Friday, 28 February 2014

BANTS!: Transfer Window Edition

Welcome back to BANTS! The football column which is perfectly happy to take a punt on Franny Jeffers. 

No other time in the footballing calender provides so fertile a soil for top bants as the January transfer window. Not only does it reveal so many fundamental and borderline illegal absurdities of the industry, but it also demonstrates the reality of football management as a glorified game of drunken late night poker in which the majority of the participants have a poor grasp of the rules.
Ed Woodward
And, with that truism revealed, there can be few better places to start than with the ever hapless David Moyes. 'The Chosen One' began January in fine fettle spending a record fee on a Chelsea bench-warmer who is best deployed in a position that doesn't exist in the system he plays. United, he declared, would be buying three or four more players like Mata. One assumed this meant of the Spaniard's quality, but it seems Moyes meant rather more literally as he embarked upon a failed attempt to lure another attacking midfielder from the man who made it fashionable to build a team entirely from them, Pep Guardiola.
Kroos requests contract extension.
Alas, this move for Toni Kroos, and the eyelashes that he had fluttered seemed to be little more than an attempt to extort a better contract offer from Munich, and nothing came of United's interest, nor the many millions of pounds the club leaked was available to Moyes. No, the transfer funds the team so badly required are being spent on a new five year contract for 28 year old Wayne Rooney. Yes, the portly scouser- who has for the second time thrown his toys out of the pram and demanded a transfer- is being rewarded for his disloyalty and the dubious honour of being mildly less pedestrian than most English footballers with a staggering £300k a week contract.
Local businesses welcome Rooney deal.
Another manager who reverted to type was the ever self-sabotaging Arsene Wenger, who indulged his own ongoing Guardiolaesque pretensions by pursuing the young creative German midfielder, Julian Draxler. The pursuit was a fruitless one as his club, Shalke, refused to settle for anything less than the player's full buy-out clause, and the Gunners were left once again without reinforcements as 'The Professor' seeks to orchestrate his customary end of season collapse.
The Wenger calender: 'May'
Swansea City tried a different approach to the transfer window. After loan targets like Chadli, Holtby and Zaha looked to finish their season elsewhere, the board sought to use the last week of the window to antagonise unwanted manager Michael Laudrup into quitting. It was a cunning plan from chairman Huw Jenkins, especially as the Dane has a history of such behaviour. However, after the team acquired both David N'Gog and Marvin Emnes, it became apparent the manager was happy to sit tight on the lucrative contract he signed last summer, and they had to sack him anyway. An act that drew the opprobrium of those who hadn't had to sit through many Swansea City games this season.

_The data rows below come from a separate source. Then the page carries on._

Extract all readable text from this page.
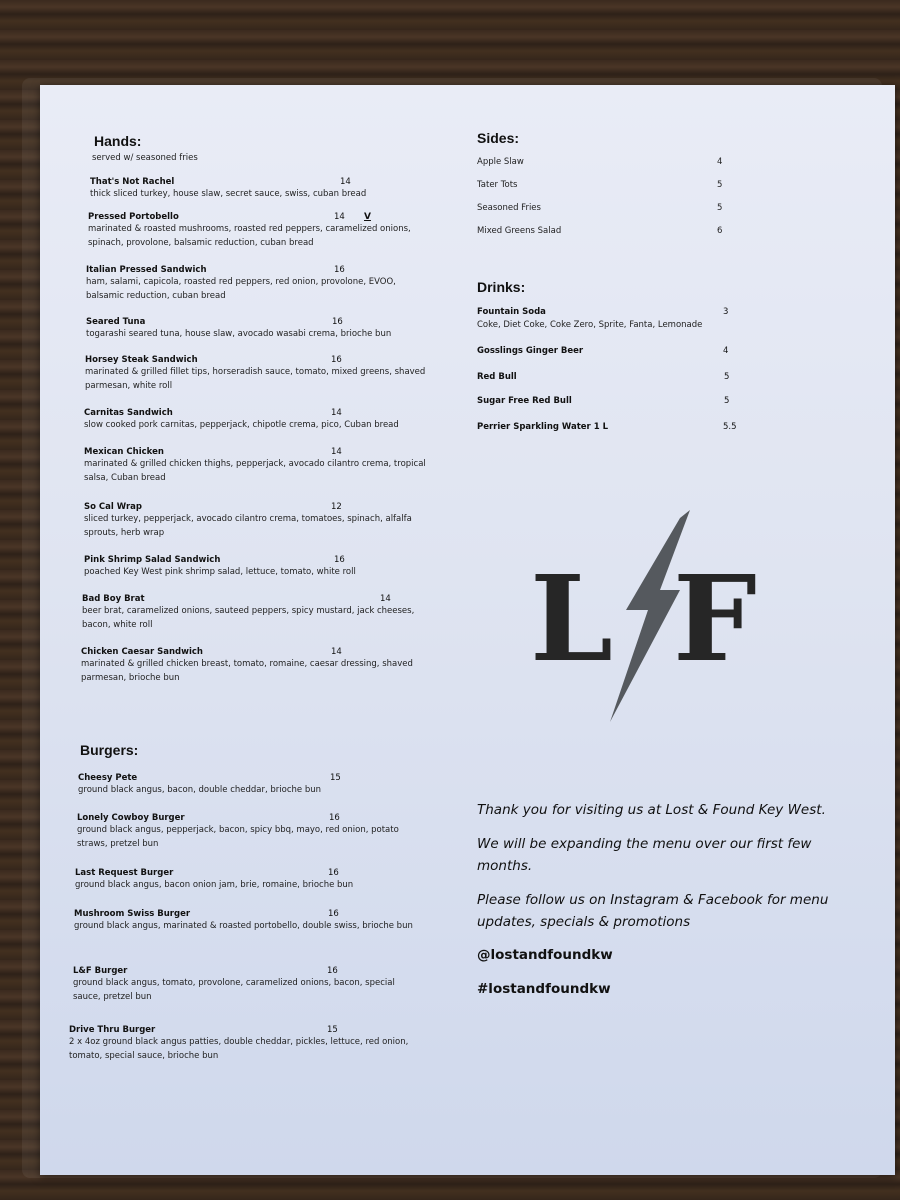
Hands:
served w/ seasoned fries
That's Not Rachel	14
thick sliced turkey, house slaw, secret sauce, swiss, cuban bread
Pressed Portobello	14 V
marinated & roasted mushrooms, roasted red peppers, caramelized onions, spinach, provolone, balsamic reduction, cuban bread
Italian Pressed Sandwich	16
ham, salami, capicola, roasted red peppers, red onion, provolone, EVOO, balsamic reduction, cuban bread
Seared Tuna	16
togarashi seared tuna, house slaw, avocado wasabi crema, brioche bun
Horsey Steak Sandwich	16
marinated & grilled fillet tips, horseradish sauce, tomato, mixed greens, shaved parmesan, white roll
Carnitas Sandwich	14
slow cooked pork carnitas, pepperjack, chipotle crema, pico, Cuban bread
Mexican Chicken	14
marinated & grilled chicken thighs, pepperjack, avocado cilantro crema, tropical salsa, Cuban bread
So Cal Wrap	12
sliced turkey, pepperjack, avocado cilantro crema, tomatoes, spinach, alfalfa sprouts, herb wrap
Pink Shrimp Salad Sandwich	16
poached Key West pink shrimp salad, lettuce, tomato, white roll
Bad Boy Brat	14
beer brat, caramelized onions, sauteed peppers, spicy mustard, jack cheeses, bacon, white roll
Chicken Caesar Sandwich	14
marinated & grilled chicken breast, tomato, romaine, caesar dressing, shaved parmesan, brioche bun
Burgers:
Cheesy Pete	15
ground black angus, bacon, double cheddar, brioche bun
Lonely Cowboy Burger	16
ground black angus, pepperjack, bacon, spicy bbq, mayo, red onion, potato straws, pretzel bun
Last Request Burger	16
ground black angus, bacon onion jam, brie, romaine, brioche bun
Mushroom Swiss Burger	16
ground black angus, marinated & roasted portobello, double swiss, brioche bun
L&F Burger	16
ground black angus, tomato, provolone, caramelized onions, bacon, special sauce, pretzel bun
Drive Thru Burger	15
2 x 4oz ground black angus patties, double cheddar, pickles, lettuce, red onion, tomato, special sauce, brioche bun
Sides:
Apple Slaw	4
Tater Tots	5
Seasoned Fries	5
Mixed Greens Salad	6
Drinks:
Fountain Soda	3
Coke, Diet Coke, Coke Zero, Sprite, Fanta, Lemonade
Gosslings Ginger Beer	4
Red Bull	5
Sugar Free Red Bull	5
Perrier Sparkling Water 1 L	5.5
L F

Thank you for visiting us at Lost & Found Key West.

We will be expanding the menu over our first few months.

Please follow us on Instagram & Facebook for menu updates, specials & promotions

@lostandfoundkw
#lostandfoundkw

Newcastle's January was typically hilarious as the beer-bellied honey badger of football chairmen, Mike Ashley, decided he would take his bi-annual bowel movement on the Geordie faithful by selling Yohan Kebab to PSG for an extortionate sum and replacing him with...
Ashley spotted.
 Anyway, this led to the departure of Joe 'I know people, blud' Kinnear who, had been drafted in with much sniggering last summer to help with player recruitment, and left without securing a single permanent signing.

Cardiff and Fulham scrabbled round desperately to improve squads for their new managers. Somehow, however, they largely seemed to somehow be worse than when they started, particularly Fulham, whose manager, Rene Meulensteen was sacked two weeks later. Whereas, 'The Baby-Faced Assassin' appears to have aged 30 years overnight in South Wales and, one imagines, is only a loss or two away from being dangled into a tank of angry sharks by Vincent Tan's henchmen.
Vincent Tan
Chelsea and Mourinho were back to their characteristic ruthless best in the transfer market, making Liverpool look a little foolish by usurping their move for Egyptian winger, Mohammed Salah. Although the 'Egyptian Messi' must be bewildered at not being preferred- thus far- to Ramires, a player whose technical deficiencies would embarrass a traffic cone. The club also spent a fair old wedge to bring Matic back from Benfica, so that he could quietly take the place of Frank Lampard who has drifted from a focal-point to passenger in just 12 months.
Little Tommy Ince
While all this serious yet silly business was taking place, little Tommy Ince's daddy took him to meet all the headmasters of all the schools before settling on the secondary-modern around the corner. Well played, son. Well played.